Le succès le plus flatteur pour le czar fut celui de sa petite flotte, qui fut enfin complète et bien gouvernée. Elle battit les saïques turques envoyées de Constantinople, et en prit quelques-unes. Le siége fut poussé régulièrement par tranchées, non pas tout à fait selon notre méthode ; les tranchées étaient trois fois plus profondes, et les parapets étaient de hauts remparts. Enfin les assiégés rendirent la place le 28 juillet n. st.[1], sans aucun honneur de la guerre, sans emporter ni armes ni munitions, et ils furent obligés de livrer le transfuge Jacob aux assiégeants[2].

Le czar voulut d’abord, en fortifiant Azof, en le couvrant par des forts, en creusant un port capable de contenir les plus gros vaisseaux, se rendre maître du détroit de Caffa, de ce Bosphore cimmérien qui donne entrée dans le Pont-Euxin, lieux célèbres autrefois par les armements de Mithridate, Il laissa trente-deux saïques armées devant Azof[3], et prépara tout pour former contre les Turcs une flotte de neuf vaisseaux de soixante pièces de canon, et de quarante et un portant depuis trente jusqu’à cinquante pièces d’artillerie. Il exigea que les plus grands seigneurs, les plus riches négociants, contribuassent à cet armement ; et, croyant que les biens des ecclésiastiques devaient servir à la cause commune, il obligea le patriarche, les évêques, les archimandrites, à payer de leur argent cet effort nouveau qu’il faisait pour l’honneur de sa patrie et pour l’avantage de la chrétienté. On fit faire par des Cosaques des bateaux légers auxquels ils sont accoutumés, et qui peuvent côtoyer aisément les rivages de la Crimée. La Turquie devait être alarmée d’un tel armement, le premier qu’on eût jamais tenté sur les Palus-Méotides. Le projet était de chasser pour jamais les Tartares et les Turcs de la Crimée, et d’établir ensuite un grand commerce aisé et libre avec la Perse par la Géorgie. C’est le même commerce que firent autrefois les Grecs à Colchos, et dans cette Chersonèse taurique que le czar semblait devoir soumettre.

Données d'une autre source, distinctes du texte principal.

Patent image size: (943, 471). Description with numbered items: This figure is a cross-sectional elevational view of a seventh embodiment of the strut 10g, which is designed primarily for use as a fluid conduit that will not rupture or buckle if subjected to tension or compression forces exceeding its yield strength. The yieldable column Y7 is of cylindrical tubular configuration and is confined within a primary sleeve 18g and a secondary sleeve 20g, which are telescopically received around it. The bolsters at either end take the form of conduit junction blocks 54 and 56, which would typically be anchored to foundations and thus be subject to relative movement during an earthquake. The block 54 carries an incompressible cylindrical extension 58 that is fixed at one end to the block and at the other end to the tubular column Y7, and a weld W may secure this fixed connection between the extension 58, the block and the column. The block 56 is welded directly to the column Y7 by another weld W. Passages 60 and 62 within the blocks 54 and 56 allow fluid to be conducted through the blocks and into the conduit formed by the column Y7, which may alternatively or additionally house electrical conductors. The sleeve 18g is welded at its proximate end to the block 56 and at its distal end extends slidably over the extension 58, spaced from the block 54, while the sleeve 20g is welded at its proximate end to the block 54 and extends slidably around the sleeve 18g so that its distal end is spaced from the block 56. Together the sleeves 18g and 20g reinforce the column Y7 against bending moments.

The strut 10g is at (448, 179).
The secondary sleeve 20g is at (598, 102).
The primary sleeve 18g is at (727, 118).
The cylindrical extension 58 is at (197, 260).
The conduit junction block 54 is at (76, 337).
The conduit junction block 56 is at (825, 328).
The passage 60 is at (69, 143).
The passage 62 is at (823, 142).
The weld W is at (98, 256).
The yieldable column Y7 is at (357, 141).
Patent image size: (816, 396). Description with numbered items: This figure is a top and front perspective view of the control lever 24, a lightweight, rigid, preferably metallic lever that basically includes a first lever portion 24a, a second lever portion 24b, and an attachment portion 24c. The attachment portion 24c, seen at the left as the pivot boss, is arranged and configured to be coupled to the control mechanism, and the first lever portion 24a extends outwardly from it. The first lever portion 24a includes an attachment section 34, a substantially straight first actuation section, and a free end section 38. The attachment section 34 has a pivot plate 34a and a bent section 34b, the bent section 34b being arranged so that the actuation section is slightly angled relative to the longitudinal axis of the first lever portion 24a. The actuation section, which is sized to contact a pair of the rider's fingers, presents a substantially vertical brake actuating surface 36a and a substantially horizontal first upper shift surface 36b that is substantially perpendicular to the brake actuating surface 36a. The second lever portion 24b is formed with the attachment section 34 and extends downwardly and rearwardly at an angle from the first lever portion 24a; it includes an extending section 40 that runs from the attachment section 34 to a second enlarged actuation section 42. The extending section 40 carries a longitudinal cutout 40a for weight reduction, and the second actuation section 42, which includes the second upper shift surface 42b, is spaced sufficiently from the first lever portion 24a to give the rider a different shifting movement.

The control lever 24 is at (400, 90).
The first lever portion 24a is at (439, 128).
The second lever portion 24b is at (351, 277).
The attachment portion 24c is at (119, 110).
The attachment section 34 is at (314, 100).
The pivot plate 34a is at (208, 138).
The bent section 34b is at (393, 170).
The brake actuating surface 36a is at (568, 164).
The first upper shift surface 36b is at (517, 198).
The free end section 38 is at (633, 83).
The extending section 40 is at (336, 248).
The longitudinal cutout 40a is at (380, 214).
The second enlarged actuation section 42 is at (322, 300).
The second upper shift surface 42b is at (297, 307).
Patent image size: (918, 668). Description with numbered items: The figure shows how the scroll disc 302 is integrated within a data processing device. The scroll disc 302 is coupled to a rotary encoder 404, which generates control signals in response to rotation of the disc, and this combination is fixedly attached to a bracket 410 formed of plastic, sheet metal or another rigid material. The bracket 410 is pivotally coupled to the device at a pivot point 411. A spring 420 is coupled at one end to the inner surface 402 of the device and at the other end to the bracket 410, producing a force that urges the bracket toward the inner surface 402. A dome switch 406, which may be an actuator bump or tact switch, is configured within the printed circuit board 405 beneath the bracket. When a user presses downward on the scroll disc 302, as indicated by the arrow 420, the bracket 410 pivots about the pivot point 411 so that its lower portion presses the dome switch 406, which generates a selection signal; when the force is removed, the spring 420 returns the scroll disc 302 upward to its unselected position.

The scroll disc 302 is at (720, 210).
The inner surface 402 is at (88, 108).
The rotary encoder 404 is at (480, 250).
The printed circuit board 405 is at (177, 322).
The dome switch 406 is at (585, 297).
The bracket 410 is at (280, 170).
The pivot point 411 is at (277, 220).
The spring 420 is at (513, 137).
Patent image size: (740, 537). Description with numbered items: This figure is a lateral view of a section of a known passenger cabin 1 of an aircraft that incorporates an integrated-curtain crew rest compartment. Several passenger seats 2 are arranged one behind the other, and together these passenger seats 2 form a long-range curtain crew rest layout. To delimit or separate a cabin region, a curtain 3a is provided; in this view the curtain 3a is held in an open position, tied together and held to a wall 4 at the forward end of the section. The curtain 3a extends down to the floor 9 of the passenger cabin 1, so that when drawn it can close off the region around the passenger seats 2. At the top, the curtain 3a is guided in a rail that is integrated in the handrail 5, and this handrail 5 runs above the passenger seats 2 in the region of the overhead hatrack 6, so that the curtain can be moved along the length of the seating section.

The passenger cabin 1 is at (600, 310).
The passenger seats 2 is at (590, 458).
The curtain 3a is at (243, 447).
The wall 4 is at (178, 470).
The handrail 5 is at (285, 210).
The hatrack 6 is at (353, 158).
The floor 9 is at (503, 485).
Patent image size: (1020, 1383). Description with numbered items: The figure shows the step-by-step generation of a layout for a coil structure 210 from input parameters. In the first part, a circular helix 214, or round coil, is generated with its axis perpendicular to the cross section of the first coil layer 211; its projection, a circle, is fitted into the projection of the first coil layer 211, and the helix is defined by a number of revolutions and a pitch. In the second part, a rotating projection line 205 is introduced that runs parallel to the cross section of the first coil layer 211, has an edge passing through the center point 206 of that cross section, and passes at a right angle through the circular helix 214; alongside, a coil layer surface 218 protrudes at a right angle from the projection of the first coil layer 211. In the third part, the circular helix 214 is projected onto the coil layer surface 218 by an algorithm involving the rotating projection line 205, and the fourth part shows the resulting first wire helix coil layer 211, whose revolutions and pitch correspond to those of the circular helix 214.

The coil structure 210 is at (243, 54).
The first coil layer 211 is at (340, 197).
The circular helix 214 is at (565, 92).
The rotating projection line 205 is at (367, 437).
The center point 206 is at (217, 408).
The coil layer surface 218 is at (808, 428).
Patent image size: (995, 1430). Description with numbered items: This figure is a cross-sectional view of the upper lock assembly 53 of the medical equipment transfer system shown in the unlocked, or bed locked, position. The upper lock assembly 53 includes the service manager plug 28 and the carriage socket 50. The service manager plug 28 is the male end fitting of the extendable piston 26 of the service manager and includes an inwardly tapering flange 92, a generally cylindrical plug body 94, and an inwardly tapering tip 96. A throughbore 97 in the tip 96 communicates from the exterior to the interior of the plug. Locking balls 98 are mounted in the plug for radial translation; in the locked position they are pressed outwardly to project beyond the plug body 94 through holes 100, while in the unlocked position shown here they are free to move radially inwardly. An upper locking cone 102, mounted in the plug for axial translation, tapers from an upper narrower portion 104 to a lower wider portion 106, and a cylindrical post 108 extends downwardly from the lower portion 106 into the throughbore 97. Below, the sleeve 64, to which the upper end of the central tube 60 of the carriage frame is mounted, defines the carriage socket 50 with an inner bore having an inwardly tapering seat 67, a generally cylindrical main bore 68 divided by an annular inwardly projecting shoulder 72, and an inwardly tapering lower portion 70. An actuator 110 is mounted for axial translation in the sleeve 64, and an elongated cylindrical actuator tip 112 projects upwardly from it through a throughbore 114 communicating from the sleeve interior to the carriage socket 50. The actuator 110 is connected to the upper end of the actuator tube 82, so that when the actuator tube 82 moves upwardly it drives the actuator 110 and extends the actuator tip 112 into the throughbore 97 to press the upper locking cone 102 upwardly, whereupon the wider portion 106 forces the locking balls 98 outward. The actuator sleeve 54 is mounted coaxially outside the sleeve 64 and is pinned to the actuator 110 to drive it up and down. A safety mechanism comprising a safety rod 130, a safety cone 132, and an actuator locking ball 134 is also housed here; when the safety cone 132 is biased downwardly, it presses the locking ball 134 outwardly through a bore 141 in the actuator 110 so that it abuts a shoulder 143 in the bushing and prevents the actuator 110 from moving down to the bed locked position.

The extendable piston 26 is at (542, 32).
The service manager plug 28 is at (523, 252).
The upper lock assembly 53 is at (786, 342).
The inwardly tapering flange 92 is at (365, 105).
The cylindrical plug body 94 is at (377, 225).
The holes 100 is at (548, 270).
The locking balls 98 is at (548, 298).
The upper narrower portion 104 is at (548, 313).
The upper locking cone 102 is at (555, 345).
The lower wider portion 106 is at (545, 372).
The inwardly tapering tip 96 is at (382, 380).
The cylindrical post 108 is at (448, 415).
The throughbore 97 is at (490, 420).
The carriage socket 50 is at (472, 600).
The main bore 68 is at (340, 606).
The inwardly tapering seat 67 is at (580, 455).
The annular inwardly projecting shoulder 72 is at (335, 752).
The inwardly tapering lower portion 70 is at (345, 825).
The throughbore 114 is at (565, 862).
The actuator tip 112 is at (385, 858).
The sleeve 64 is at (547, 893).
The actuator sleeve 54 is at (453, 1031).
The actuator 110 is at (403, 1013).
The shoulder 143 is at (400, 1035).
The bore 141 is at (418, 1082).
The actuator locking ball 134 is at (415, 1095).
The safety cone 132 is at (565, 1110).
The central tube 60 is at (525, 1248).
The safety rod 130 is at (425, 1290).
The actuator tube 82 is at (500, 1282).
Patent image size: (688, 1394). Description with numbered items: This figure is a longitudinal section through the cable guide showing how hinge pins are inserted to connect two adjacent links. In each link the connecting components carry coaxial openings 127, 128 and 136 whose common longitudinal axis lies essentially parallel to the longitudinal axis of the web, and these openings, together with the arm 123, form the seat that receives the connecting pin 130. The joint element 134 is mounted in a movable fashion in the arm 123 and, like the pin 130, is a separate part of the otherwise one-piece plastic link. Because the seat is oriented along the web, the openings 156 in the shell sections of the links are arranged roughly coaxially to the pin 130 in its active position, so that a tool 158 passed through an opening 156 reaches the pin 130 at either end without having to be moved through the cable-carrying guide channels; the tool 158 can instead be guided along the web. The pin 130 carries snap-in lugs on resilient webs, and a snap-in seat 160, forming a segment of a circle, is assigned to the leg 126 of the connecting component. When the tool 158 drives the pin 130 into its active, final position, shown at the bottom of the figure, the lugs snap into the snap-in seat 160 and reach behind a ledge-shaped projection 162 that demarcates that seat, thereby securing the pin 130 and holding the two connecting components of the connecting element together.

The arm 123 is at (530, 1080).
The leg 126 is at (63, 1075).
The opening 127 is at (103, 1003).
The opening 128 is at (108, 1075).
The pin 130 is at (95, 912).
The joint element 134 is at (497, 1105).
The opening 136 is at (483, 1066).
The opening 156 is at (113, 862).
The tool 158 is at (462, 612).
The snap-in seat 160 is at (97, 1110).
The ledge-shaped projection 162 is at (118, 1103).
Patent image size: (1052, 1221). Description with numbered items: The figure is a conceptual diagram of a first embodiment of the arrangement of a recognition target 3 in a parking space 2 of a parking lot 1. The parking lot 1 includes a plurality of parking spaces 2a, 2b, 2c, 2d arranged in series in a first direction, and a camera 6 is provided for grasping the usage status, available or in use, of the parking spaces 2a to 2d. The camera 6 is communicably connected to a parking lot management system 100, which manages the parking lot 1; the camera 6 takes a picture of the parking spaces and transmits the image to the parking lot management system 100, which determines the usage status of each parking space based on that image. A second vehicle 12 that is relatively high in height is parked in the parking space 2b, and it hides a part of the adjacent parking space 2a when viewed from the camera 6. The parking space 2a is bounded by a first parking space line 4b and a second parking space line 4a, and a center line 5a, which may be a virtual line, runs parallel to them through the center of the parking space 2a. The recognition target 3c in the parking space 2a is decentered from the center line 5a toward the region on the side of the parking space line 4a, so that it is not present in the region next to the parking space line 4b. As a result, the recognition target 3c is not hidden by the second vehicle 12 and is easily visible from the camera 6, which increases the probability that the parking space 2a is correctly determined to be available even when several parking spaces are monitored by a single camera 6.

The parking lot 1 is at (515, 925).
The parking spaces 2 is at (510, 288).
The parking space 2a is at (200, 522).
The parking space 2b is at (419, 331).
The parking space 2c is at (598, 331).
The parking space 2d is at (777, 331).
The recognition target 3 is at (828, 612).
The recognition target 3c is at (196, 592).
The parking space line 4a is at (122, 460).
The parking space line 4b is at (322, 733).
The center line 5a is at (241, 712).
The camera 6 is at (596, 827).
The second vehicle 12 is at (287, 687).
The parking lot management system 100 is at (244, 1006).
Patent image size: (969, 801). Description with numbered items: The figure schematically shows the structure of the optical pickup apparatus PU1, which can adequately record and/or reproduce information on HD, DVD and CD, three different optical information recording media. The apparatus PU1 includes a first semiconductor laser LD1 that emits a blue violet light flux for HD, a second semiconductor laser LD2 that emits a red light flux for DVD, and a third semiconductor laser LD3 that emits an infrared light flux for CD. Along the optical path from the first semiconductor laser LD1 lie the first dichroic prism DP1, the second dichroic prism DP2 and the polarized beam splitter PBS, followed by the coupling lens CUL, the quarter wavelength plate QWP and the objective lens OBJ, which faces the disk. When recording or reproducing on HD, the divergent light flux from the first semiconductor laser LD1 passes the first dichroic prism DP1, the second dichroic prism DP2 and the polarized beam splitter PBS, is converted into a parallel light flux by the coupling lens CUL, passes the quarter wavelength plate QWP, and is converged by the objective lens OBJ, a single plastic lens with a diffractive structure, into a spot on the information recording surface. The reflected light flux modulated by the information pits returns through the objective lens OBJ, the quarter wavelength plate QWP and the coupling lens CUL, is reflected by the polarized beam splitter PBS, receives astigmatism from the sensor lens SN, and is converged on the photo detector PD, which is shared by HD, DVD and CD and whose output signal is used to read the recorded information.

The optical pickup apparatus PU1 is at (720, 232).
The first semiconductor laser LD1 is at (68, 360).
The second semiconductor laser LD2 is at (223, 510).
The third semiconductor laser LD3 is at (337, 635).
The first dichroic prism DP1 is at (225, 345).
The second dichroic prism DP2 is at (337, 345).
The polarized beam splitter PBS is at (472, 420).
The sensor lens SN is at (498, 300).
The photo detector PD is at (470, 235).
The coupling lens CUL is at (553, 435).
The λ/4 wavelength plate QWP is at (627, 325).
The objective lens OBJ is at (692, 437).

Vainqueur des Turcs et des Tartares, il voulut accoutumer son peuple à la gloire comme aux travaux. Il fit entrer à Moscou son armée sous des arcs de triomphe, au milieu des feux d’artifice et

  1. 1696. (Note de Voltaire.)
  2. C’est à l’Anglais Gordon, venu en Russie sous Alexis, que Pierre dut le succès de la campagne. (G. A.)